HCE received a lot of high-quality submissions for the Toys & Games Issue sadly, too many to fit inside the magazine! So we offered some of our shortlisted contributors the chance to be published on our website. Below are just a few of the pieces we loved. Keep an eye on our website for more great writing like this, in the run up to the release date of Toys & Games…

 


Toys

Patrick Walsh

A Lionel locomotive,
No. 736 –
the brawny Berkshire engine
hauled every car I had.
I’d nod off gazing at it;
that train could take me anywhere.
A BMW 7 Series
luxury sedan:
as big as Connecticut
and all it can do
is shuttle me
between home and the office.

Patrick Walsh‘s poetry has appeared in Barrow Street, Evergreen Review, The Recorder, and War, Literature & the Arts. Beyond America, his work has also featured in venues abroad, including The Malahat Review, THE SHOp, Poetry New Zealand, and The Quadrant Book of Poetry, 2001-2010. Currently, he has poems in Kelsey Review and Tales from the Forest. Patrick lives and writes in Princeton, New Jersey.

Combat

Kara Dennison

 

“What do you think happens to us when we die?” he asked.
   She shrugged, her head bobbing. “Surprisingly little.”
   “That’s awfully defeatist.”
   “Well, how do you expect me to be? We see it every day. Both of us. It’s commonplace. What am I supposed to think? That it’s some strange, mystical gateway to something else? It’s old hat at this point.”
   He wiped his nose on the back of his hand. “Not every day. There was a respite of about two weeks, remember?”
   “Oh, yeah. Two weeks. But it always starts again. Just when we think it’s over, the old mess has been abandoned, it all starts up again. Bang bang click, there we are on the front line again.”
   “It’s not fun to you?”
   “Fun?” She leaned back. “You have a strange definition of ‘fun.’”
   “I don’t think so.

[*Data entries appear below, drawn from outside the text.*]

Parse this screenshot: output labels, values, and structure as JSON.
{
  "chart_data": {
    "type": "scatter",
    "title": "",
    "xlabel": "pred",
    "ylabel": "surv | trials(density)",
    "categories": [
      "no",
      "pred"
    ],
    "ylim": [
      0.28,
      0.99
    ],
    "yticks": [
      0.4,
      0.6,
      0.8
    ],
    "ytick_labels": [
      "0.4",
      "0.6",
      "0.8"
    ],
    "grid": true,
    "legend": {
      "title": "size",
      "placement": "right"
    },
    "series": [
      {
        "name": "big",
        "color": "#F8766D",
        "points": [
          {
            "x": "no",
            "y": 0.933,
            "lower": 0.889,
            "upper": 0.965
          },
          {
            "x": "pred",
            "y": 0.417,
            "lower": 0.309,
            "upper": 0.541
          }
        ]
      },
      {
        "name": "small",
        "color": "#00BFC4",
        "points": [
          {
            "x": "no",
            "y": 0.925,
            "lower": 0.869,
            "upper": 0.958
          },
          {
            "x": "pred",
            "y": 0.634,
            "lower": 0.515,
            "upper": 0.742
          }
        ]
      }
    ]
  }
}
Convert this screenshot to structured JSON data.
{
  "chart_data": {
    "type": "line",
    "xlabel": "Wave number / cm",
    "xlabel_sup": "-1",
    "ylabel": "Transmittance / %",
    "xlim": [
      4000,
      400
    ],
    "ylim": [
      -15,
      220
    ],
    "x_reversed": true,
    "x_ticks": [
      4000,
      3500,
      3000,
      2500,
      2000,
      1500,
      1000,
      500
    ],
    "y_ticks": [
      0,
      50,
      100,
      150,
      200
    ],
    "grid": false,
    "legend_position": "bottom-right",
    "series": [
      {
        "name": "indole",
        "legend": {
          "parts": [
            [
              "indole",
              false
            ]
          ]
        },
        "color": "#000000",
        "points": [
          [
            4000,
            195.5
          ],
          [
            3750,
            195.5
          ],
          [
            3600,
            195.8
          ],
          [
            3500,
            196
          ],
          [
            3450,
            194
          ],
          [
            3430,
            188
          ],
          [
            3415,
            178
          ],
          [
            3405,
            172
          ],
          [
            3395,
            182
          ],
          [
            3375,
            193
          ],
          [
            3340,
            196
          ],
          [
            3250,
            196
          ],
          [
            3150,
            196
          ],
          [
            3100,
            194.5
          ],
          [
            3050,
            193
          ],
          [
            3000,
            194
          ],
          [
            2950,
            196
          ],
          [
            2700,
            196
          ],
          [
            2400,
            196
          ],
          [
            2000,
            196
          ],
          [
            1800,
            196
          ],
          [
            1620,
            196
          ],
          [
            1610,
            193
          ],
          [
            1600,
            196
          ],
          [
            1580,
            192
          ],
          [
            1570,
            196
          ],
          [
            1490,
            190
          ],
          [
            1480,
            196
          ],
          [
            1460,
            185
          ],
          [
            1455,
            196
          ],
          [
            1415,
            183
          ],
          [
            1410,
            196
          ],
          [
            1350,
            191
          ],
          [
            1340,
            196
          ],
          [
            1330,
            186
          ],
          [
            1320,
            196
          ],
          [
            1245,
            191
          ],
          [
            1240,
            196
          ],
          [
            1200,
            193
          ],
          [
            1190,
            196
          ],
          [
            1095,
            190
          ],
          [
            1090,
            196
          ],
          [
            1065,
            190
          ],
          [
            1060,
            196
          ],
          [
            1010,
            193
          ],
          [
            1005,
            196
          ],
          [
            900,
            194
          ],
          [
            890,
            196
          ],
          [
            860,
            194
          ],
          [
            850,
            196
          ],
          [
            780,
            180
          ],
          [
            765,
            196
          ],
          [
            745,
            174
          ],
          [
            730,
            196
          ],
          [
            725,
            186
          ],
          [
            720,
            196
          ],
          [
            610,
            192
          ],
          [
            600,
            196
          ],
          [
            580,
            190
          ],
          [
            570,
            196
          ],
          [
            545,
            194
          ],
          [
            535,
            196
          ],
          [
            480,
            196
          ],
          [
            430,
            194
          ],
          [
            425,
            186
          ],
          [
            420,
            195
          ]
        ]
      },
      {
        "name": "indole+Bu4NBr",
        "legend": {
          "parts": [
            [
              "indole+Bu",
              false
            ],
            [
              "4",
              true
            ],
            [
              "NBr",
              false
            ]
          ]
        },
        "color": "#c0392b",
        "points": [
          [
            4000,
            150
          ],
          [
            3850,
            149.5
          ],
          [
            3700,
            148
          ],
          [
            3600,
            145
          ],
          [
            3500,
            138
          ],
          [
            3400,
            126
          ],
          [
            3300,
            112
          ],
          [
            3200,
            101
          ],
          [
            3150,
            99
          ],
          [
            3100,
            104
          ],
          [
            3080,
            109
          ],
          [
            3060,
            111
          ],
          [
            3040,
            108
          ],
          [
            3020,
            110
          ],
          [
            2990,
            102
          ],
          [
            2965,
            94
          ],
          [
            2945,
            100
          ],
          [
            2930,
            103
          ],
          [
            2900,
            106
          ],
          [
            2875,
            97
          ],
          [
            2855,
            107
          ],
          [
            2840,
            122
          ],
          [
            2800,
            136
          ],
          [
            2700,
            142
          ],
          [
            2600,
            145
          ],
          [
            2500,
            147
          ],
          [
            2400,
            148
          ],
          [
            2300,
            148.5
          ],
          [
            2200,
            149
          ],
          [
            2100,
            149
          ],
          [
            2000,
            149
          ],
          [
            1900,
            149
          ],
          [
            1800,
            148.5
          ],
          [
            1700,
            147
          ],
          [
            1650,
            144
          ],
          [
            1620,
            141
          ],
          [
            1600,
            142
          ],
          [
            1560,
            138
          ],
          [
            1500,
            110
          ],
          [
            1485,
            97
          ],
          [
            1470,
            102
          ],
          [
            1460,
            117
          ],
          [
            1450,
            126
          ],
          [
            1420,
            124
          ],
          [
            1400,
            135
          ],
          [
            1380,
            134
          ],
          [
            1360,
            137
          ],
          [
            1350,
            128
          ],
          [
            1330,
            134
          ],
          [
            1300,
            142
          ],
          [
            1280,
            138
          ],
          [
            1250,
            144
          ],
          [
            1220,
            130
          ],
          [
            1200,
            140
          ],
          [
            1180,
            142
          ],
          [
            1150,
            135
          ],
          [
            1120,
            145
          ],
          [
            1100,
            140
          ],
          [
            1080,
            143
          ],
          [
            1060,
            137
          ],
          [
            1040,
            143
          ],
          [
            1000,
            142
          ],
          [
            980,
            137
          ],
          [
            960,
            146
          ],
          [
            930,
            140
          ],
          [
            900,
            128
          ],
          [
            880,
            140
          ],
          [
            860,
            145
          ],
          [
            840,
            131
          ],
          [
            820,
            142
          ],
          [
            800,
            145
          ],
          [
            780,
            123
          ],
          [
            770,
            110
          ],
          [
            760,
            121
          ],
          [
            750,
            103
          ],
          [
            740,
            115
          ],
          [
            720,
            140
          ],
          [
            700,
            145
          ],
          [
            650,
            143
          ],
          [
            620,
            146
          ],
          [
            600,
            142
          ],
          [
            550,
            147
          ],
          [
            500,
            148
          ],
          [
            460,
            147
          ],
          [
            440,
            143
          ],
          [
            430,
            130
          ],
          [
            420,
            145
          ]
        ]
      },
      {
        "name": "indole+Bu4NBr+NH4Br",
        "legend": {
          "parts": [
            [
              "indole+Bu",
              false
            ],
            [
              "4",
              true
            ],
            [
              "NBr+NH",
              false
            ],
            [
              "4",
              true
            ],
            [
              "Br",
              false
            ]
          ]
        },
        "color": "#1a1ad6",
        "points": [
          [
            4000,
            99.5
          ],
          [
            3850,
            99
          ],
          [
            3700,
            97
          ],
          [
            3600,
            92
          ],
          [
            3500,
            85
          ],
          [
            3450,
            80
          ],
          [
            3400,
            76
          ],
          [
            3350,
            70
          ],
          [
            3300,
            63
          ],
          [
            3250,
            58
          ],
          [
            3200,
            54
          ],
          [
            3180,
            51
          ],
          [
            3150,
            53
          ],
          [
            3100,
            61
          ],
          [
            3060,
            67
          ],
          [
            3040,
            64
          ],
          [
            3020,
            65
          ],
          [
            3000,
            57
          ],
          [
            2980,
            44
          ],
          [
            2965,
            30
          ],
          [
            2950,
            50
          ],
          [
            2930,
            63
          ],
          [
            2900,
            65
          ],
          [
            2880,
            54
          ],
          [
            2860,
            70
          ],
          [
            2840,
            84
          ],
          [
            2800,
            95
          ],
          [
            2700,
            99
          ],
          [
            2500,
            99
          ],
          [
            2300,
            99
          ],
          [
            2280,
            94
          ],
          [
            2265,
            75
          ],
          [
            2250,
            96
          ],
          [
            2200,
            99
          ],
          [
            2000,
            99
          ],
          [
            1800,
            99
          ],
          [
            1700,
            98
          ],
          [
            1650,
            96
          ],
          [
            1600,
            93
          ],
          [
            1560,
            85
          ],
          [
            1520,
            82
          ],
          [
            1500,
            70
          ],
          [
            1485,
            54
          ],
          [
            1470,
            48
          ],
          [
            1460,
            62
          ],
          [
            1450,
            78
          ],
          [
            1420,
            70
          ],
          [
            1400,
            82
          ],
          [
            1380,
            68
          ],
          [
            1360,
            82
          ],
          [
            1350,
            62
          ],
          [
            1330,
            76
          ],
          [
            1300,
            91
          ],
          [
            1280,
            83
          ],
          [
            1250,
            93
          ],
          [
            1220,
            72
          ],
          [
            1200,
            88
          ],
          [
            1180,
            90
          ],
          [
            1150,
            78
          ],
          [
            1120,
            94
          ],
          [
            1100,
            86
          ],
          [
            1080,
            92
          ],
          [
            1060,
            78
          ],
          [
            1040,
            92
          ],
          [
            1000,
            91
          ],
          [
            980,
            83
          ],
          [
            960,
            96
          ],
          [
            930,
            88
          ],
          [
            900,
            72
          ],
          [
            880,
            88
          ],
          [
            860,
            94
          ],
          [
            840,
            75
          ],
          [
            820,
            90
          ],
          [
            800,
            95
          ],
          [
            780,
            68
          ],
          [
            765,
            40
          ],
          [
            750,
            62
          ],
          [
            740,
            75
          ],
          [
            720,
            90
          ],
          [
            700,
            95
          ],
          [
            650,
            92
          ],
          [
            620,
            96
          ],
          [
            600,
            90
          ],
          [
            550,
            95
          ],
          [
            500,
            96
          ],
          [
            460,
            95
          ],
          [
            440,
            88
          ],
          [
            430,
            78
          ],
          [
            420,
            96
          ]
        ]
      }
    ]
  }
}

There’s something exhilarating about it. Freeing, almost. You let loose.”
   She smirked. “And then you die.”
   “Well, the plan is not to.”
   “Right, and things don’t go according to plan, do they? Someone has to die. It’s the way of things. Some live, some die. The ones who live go on to fight another day. Die another day.”
   “Wasn’t that a movie?” he mused.
   “I’m not the movie-watching type, I’m afraid.”
   They fell silent. Staring at each other. Waiting. Watching.
   “Do you think they forgot?” he asked.
   “We’re secondary to them.” She rolled her head, loosening her neck. “You know them. Probably getting drinks or having a chat or something. Sending us to our deaths is an afterthought.”
   “Hmm.”
   “You want to talk about ‘fun’? That’s what this is to them. Fun.”
   He grins. “I do believe that’s the whole point.” And he drew his fists up to his face defensively.
   “Time?”
   “So it would seem.”
   She stood straighter, balancing on one foot. “Best of luck.”
   “And you.”
   ROUND ONE
HEAVEN OR HELL
FIGHT!

Kara Dennison is a writer, editor, illustrator, and presenter from Newport News, Virginia. She works as community manager for Onezumi Events, where she interviews celebrity guests and performs outreach for fans and attendees. Her work can be seen in “Associates of Sherlock Holmes” from Titan Books, various “Doctor Who” spinoffs from “Obverse Books,” and the light novel series “Owl’s Flower,” which she co-created with illustrator Ginger Hoesly. She works from a converted NASA lab, which she shares with four guinea pigs and a bass guitar.

The Cold War Games

Jerry T. Johnson

 

it was late October 1997 in Moscow
my tour of duty in Russia was winding down
my boss and I just finished dinner at a restaurant
positioned just four miles from the Kremlin
after dinner we sipped vodka and talked
about fast-moving sports cars
the car he owned was very sporty,
it was a slick silver American model
he left at home in the USA because
it was much too costly to bring it into Russia
it would take too much money to retrofit it
to meet requirements for vehicle operation
plus he was afraid to have it stolen
stolen like many other fine western cars
owned by many other westerners spending time
building factories, refurbishing warehouses,
furnishing distribution centers, buying delivery trucks,
installing computers, configuring software,
counting Russian rubles, counting Czech crowns,
counting Polish zlotys, counting Hungarian forints,
wherever the former Soviet Union abode
there we were with all our technical toys
playing round after round of business roulette
deluded into thinking that the Cold War games were over

Jerry T. Johnson is a new writer to the Connecticut/New York area. He began writing in the early 1990’s, had one poem published and then took a 21 year hiatus to pursue corporate work overseas. In the spring of 2013, Jerry restarted his writing career. Since then his poetry has appeared in several literary journals and he published his first self-published poetry chapbook, “Good Morning New Year!” In addition to his written work, Jerry does poetry readings in a variety of venues in the New York City area. Jerry currently lives in Danbury, Connecticut with his wife Raye.